5. I couldn’t get my finger out from under the wire

6. Slowing having No. 8 wire working its way deeper and deeper into your finger hurts like hell and is quite scary.

The two guys behind me continued on and I struggle to save my finger. Luckily a marshall came to my rescue and untangled me. I had a black line across my knuckle and it hurt like hell, but I was ok. The marshall suggested I walk the rest of the descent and although I really didn’t want to, it was fun, I saw sense (and mud) and stumbled the rest of the way down. At the bottom I got back on and decided that if I did a bit of climbing up the next bit it would make my circulation work and take my mind of my throbbing finger. It worked a treat and by the next downhill I was flying along and actually feeling better than I had the whole race. scatter was long gone, I had been married to the fence for a few minutes after all, so I decided that I would actually try and ride the rest of the lap with some semblance of speed. I struggled through the death paddock, but the rest of the ride was good and I even managed to catch the other Rec women who I’d be duelling with up and down the hills till my tumble. My lovely husband passed me on his last sport lap with 200ms to go so that was cool. And having the loud cheering of scatter at the end was brilliant. All in all, a fantastic race.

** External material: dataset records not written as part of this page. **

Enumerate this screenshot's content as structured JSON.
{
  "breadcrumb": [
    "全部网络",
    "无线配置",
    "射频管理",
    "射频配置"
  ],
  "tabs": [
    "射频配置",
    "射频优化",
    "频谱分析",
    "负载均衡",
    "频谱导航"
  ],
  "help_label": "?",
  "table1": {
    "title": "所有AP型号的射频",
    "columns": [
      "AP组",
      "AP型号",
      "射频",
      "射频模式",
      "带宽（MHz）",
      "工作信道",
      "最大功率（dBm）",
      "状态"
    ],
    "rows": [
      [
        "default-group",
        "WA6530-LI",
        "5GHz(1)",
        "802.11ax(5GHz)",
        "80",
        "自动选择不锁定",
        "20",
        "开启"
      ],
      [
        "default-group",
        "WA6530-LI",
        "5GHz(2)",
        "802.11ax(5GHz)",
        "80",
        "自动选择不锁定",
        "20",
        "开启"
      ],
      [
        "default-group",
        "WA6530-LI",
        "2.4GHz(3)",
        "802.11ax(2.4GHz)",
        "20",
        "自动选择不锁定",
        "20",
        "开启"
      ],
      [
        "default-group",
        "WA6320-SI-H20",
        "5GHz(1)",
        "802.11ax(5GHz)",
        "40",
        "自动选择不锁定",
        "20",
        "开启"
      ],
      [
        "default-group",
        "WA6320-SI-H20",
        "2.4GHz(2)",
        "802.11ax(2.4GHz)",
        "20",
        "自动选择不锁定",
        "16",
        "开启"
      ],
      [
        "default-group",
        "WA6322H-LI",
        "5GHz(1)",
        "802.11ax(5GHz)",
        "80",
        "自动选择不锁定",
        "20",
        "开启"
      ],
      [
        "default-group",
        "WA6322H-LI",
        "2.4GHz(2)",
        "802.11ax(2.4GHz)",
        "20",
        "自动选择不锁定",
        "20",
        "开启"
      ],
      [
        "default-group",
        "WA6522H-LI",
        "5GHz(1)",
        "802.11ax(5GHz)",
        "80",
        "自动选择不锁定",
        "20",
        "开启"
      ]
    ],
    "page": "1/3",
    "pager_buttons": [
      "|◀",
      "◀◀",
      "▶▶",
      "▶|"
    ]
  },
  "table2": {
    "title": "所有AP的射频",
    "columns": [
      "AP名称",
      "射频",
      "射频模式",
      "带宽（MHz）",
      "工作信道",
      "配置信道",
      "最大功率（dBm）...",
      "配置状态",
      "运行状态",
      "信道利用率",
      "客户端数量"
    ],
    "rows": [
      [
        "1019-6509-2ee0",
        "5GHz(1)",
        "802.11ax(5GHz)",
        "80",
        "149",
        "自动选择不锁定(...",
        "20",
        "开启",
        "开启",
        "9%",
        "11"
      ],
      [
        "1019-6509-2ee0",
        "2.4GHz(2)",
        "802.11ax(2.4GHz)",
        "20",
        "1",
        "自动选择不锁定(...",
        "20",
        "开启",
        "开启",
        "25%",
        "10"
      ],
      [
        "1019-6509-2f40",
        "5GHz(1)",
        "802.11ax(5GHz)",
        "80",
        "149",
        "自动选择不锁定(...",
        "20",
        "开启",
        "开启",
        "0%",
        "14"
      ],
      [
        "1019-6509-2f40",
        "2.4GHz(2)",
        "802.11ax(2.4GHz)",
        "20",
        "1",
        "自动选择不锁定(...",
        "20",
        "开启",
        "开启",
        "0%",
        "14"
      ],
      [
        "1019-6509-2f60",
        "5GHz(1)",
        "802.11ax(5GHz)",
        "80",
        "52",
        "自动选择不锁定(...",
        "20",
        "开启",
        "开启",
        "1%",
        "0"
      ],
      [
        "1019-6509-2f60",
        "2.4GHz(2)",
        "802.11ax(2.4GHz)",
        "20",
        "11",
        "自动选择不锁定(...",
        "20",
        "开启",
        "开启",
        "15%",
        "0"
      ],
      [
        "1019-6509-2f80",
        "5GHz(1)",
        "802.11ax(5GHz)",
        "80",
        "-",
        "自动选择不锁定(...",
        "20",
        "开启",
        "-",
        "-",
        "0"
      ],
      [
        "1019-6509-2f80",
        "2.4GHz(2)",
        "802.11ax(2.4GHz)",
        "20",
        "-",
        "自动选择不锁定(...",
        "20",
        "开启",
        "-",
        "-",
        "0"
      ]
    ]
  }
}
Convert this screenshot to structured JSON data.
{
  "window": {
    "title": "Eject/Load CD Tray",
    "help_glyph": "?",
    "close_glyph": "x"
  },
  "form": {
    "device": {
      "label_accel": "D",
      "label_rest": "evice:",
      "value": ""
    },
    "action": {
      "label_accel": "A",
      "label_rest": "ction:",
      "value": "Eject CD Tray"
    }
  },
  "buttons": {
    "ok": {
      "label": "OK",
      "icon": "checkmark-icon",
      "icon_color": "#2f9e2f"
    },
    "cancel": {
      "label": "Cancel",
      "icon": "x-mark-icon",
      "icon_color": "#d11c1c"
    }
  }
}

Lessons I’ve learnt from it. Technical climbing is way more fun than slogging up a 4wd track. Having someone you know to race with is brilliant and makes an already enjoyable experience even more fun. Racing is still fun, even when you can’t go hard out. Having tyres that work in the wet is a good idea. And finally falling into a 6 line wire fences hurts more than falling into bushes, tussock, trees, gorse, dirt, mud and only slightly less than falling on pointy rocks. Once the race was over I discovered the array of fence marks on the left side of my body. The one halfway up my upper arm is doing a good impression of an armband tattoo, but in red and green, so at least I now know how I’d look with one of those!

It’s a lovely sunny day today and all I want to do is ride my bike. I’m really missing riding, but in the interests of my health I’m going to clean my bikes in the sun and read books instead. Most importantly lesson: listen to your body.